Nursing care occupancy remains near cyclical low

Nursing care occupancy rose for the second consecutive quarter, although it remains near its cyclical low, according to the National Investment Center for the Seniors Housing & Care Industry. During the fourth quarter of 2012, nursing care occupancy was 88.1 percent, which was a 10 basis point increase from the prior quarter but a 10 basis points decline from a year ago.

There was no net absorption during the fourth quarter, with the number of occupied beds remaining unchanged from the prior quarter. Inventory declined by 0.1 percent during the quarter. The past several years have witnessed a phenomenon of net declining inventory from both the closing of properties and a shift from semi-private to private rooms. Although properties that are renovating semi-private rooms into private rooms are not necessarily decreasing their number of licensed beds, with the conversion to private rooms, the operational bed supply of those properties typically does decline.
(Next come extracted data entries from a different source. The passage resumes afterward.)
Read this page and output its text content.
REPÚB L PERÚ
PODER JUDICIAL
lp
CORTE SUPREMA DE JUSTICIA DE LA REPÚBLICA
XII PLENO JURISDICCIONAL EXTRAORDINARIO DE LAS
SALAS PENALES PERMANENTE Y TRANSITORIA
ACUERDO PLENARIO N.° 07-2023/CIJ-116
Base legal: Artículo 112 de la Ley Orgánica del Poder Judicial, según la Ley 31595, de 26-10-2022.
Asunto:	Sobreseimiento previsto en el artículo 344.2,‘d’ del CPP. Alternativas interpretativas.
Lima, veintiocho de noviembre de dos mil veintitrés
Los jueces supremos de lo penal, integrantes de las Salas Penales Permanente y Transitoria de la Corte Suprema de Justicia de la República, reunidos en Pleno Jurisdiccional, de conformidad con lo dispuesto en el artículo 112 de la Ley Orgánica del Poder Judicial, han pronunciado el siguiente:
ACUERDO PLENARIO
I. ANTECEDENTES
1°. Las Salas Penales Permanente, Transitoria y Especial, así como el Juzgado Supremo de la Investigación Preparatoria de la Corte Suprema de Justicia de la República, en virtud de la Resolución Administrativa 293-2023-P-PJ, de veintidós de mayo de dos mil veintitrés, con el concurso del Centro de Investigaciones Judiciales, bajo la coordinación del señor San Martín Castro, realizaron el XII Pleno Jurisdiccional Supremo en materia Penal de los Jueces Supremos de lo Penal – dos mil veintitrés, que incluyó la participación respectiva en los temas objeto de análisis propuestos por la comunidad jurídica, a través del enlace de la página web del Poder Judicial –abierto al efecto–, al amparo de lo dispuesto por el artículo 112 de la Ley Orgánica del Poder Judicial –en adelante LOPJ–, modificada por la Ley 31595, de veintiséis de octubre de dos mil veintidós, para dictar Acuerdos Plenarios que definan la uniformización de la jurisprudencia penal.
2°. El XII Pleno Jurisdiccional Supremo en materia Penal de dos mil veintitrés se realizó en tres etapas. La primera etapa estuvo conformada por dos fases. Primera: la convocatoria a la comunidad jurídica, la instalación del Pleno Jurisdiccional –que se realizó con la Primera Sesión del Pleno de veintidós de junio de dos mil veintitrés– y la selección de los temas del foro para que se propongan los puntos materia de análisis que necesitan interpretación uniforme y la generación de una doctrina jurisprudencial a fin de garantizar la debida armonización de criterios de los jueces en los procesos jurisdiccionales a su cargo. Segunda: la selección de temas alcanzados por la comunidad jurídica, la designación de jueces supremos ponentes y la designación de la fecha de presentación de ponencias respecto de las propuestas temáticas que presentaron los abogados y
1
Private-pay nursing care rents continued to increase during the fourth quarter of 2012 at an average annual pace of approximately 3 percent–a pace which rent growth has oscillated around for more than three years. The average per diem private-pay rate was $275 as of the fourth quarter of 2012. Private-pay residents, however, are a minority among nursing care residents, making up less than 20 percent of nursing care residents. The largest payor source is Medicaid, which is the payment source for more than 60 percent of nursing care residents.